El problema es que Mario, que entonces andaba por los 19 años -18 en la novela- era legalmente menor, pues en Perú, como en la España de la época, la mayoría de edad no se alcanzaba hasta los 21 años. A pesar de todo lo consiguieron, tras no pocas peripecias y unas cuantas oraciones de Julia a la beata Melchorita, oriunda del pueblo donde por fin se casaron, Grocio Prado. Nada, sin embargo, sería entonces como lo habían planeado, salvo la anticipada y emotiva noche de bodas.
La madre del futuro escritor reaccionó como hemos visto al principio de este reportaje; en cuanto al padre, llegó a exhibir un revólver y exigió que Julia abandonase Perú. Hizo llegar a su hijo una carta que decía exactamente así: "Mario: doy 48 horas de plazo para que esa mujer abandone el país. Si no lo hace, me encargaré yo, moviendo las influencias que haga falta, de hacerle pagar caro su audacia. En cuanto a ti, quiero que sepas que ando armado, que no permitiré que te burles de mí. Si no obedeces al pie de la letra y esa mujer no sale del país en el plazo indicado, te mataré de cinco balazos como a un perro, en plena calle".
Y Julia partió, claro.
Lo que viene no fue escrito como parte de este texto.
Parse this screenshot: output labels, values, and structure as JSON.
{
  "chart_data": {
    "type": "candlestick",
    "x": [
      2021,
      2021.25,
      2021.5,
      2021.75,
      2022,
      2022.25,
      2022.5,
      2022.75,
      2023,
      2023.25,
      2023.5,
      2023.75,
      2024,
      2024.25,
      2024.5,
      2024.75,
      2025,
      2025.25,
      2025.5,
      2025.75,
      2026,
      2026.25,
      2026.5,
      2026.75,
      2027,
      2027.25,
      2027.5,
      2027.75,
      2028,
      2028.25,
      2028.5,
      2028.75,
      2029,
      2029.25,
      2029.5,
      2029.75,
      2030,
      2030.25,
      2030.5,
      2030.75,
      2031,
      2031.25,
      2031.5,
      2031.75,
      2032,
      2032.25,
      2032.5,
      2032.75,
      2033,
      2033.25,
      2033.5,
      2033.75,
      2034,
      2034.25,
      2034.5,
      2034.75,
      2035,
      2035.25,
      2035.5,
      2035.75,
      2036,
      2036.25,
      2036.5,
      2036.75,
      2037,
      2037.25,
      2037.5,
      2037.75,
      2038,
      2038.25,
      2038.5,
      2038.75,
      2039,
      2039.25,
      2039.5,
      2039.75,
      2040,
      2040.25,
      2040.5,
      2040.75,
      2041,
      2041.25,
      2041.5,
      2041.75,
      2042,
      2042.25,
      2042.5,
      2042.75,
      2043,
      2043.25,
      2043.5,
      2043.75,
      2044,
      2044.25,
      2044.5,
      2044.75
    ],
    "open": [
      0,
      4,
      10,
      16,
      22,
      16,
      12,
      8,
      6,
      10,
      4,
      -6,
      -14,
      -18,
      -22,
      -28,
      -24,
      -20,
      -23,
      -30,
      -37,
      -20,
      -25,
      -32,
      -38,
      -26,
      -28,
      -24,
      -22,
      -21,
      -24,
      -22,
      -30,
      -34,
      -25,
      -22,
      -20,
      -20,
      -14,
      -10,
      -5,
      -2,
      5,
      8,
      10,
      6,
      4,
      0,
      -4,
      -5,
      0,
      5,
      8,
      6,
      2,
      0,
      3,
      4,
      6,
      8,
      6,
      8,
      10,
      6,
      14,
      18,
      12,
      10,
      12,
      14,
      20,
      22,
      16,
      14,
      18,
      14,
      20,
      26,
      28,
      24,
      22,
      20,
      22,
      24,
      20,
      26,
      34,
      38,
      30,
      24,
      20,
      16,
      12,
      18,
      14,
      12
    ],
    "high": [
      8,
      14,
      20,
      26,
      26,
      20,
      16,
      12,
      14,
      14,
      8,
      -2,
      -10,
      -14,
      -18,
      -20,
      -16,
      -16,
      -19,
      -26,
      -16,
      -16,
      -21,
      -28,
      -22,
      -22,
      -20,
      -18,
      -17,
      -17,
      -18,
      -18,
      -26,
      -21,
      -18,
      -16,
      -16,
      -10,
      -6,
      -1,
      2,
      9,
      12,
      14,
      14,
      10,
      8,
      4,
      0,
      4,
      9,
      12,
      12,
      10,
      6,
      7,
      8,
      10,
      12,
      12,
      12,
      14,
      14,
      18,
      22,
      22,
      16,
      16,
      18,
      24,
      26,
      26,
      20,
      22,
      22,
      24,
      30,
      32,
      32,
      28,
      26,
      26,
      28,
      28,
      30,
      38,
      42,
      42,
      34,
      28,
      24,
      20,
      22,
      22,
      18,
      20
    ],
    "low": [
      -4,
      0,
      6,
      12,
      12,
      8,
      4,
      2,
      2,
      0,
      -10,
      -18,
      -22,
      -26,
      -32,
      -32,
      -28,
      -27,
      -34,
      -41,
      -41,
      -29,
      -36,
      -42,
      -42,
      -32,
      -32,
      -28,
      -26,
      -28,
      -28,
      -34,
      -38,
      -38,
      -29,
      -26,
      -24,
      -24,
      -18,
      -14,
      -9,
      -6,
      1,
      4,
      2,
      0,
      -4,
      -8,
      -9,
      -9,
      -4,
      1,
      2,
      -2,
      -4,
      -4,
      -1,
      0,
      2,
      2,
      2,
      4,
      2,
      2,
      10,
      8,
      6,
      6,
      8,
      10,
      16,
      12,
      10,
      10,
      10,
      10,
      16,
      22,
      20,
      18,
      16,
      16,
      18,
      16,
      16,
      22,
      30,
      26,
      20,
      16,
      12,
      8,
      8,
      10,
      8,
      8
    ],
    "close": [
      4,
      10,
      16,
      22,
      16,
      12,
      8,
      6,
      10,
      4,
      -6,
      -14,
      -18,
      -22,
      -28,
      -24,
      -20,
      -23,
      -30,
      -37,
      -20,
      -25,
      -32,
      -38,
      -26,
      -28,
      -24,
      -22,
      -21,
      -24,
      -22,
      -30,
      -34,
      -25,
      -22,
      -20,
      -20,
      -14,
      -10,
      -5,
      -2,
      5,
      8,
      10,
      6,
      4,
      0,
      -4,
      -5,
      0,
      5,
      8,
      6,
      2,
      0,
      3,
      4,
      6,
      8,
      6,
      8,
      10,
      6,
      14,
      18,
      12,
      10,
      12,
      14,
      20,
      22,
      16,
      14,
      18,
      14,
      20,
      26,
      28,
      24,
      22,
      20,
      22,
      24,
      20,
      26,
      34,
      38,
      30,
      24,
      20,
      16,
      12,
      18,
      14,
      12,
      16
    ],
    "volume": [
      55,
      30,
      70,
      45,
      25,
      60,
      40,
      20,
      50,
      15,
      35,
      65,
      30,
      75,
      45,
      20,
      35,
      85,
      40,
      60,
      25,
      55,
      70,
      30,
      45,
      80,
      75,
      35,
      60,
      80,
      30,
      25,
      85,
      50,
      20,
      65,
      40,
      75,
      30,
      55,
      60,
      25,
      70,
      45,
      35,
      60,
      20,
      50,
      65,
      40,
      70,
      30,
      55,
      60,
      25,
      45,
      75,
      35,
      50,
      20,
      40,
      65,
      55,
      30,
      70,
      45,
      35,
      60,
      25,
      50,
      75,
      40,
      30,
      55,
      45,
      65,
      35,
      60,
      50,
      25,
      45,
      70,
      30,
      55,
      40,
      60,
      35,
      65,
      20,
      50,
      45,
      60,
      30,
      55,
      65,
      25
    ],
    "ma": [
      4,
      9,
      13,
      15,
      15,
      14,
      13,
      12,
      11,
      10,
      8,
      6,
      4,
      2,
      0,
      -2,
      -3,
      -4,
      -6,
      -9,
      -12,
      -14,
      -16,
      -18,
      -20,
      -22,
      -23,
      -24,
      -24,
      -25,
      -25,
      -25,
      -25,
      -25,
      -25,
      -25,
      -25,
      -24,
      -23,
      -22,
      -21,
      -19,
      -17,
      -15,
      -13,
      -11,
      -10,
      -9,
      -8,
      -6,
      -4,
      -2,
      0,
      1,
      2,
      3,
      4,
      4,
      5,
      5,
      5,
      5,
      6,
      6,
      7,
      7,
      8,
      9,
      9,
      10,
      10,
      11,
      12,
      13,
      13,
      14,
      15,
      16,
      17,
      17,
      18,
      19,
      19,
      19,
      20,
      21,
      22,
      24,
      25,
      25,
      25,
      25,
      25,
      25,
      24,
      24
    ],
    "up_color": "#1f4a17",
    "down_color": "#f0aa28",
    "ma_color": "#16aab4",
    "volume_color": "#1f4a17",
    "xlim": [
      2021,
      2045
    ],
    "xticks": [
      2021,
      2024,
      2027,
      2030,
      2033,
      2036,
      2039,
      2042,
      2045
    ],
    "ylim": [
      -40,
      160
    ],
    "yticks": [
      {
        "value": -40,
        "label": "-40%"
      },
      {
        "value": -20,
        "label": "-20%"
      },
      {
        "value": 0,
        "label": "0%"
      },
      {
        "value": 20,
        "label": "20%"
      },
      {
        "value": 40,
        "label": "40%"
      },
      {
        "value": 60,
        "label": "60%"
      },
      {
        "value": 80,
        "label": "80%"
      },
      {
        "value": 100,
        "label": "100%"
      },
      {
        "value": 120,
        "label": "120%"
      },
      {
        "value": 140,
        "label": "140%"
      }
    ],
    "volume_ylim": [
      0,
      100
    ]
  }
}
El matrimonio estuvo separado físicamente casi dos meses, transcurridos los cuales las cosas se apaciguaron y Mario logró que poco a poco todos aceptaran la relación. No fue fácil: hubo de demostrarle al padre que podía mantener un hogar (llegó a tener hasta siete trabajos a la vez) y además seguir con sus estudios. Todos en la familia tenían muchas expectativas puestas en él, pensaban que estaba destinado a algo grande y no podían consentir que una mujer diera al traste con sus sueños.

Divorcio

No sólo no fue así, sino que ella le ayudó a ser el escritor que siempre quiso ser, como reconocería él más adelante. Su unión duraría nueve años, pero, tanto en la novela La tía Julia y el escribidor como en las memorias que más tarde publicaría el futuro Nobel de literatura, tituladas El pez en el agua, Vargas Llosa se limita a contar cómo fueron esos comienzos y que un día el amor se acabó. El libro Amores contra el tiempo relata todo lo que vino después, para lo cual cuenta, entre otras cosas, con el inestimable testimonio de Julia Urquidi, que publicó su propia versión de los hechos en el libro Lo que Varguitas no dijo y dio varias entrevistas. Porque el matrimonio no se terminó porque ellos se llevaran mal, ni por la diferencia de edad, sino porque apareció una tercera en discordia: Patricia, sobrina de Julia y prima carnal de Mario Vargas Llosa.